Directors and officers coverage as well as broader casualty pricing are dropping by 10-to-15 percent, said one leading analyst.

Bear Stearns analyst David Small said D&O pricing faces pressure due to favorable loss trends. “Our concern is that these favorable loss trends may not last,” he wrote.

While broader casualty pricing drops are in the single digits, the dips are steeper in Europe.

A recent report by Tillinghast noted that annual tort cost growth decelerated significantly in 2003 and 2004, bolstering this belief.

In the property and catastrophe field, reinsurers appear to be taking on materially less risk, since primary insurers are also taking on less risk, and are being forced to increase their reinsurance attachment points. These secondary companies can also achieve substantially higher premiums per unit of risk in each risk layer.

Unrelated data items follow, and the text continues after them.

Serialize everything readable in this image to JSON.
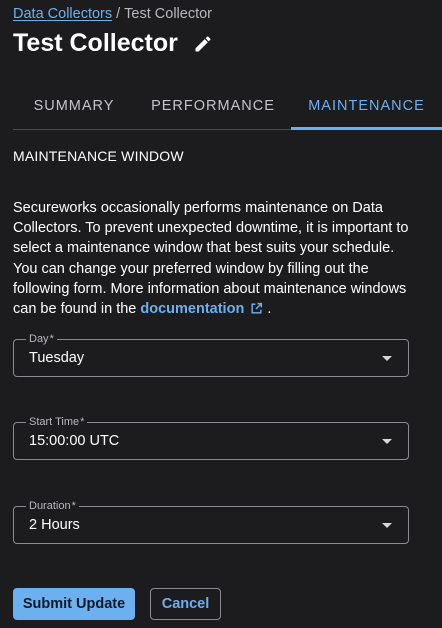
{
  "breadcrumb": {
    "parent": "Data Collectors",
    "separator": "/",
    "current": "Test Collector"
  },
  "page": {
    "title": "Test Collector",
    "edit_icon": "pencil-icon"
  },
  "tabs": [
    {
      "label": "SUMMARY",
      "active": false
    },
    {
      "label": "PERFORMANCE",
      "active": false
    },
    {
      "label": "MAINTENANCE",
      "active": true
    }
  ],
  "section": {
    "heading": "MAINTENANCE WINDOW",
    "description": "Secureworks occasionally performs maintenance on Data Collectors. To prevent unexpected downtime, it is important to select a maintenance window that best suits your schedule. You can change your preferred window by filling out the following form. More information about maintenance windows can be found in the ",
    "link_text": "documentation",
    "link_icon": "external-link-icon",
    "description_end": "."
  },
  "form": {
    "day": {
      "label": "Day",
      "required_mark": "*",
      "value": "Tuesday"
    },
    "start_time": {
      "label": "Start Time",
      "required_mark": "*",
      "value": "15:00:00 UTC"
    },
    "duration": {
      "label": "Duration",
      "required_mark": "*",
      "value": "2 Hours"
    }
  },
  "actions": {
    "submit_label": "Submit Update",
    "cancel_label": "Cancel"
  },
  "colors": {
    "background": "#1c1c1e",
    "accent": "#6cb0f0",
    "text": "#ffffff",
    "muted": "#b8b8bd",
    "border": "#8a8a90"
  }
}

“As is intuitive in our view, less risk and higher premium per unit of risk should contribute to stronger ROEs, especially for niche property-cat reinsurers if the 2005 storm season doesn't repeat in 2006,” Mr. Small wrote.

In a survey of channel sources and industry consultants, Mr. Small found that risk managers are shopping their insurance programs less this year than last.

“When business does come up for bid, the brokerage market remains highly competitive, particularly for medium and small accounts where customers are more likely to switch, based solely on a program cost, and where business is more relationship driven,” he wrote.

The fact that risk managers from large companies are putting their business out to bid less frequency bodes well for Marsh McLennan, he said. Large brokerages, however, still face some disadvantages such as the fact that smaller players continue to accept contingent commissions, putting large brokers at a disadvantage when competing for small and midsized accounts.

“In addition, softening market conditions may pressure top-line growth,” Mr. Small wrote.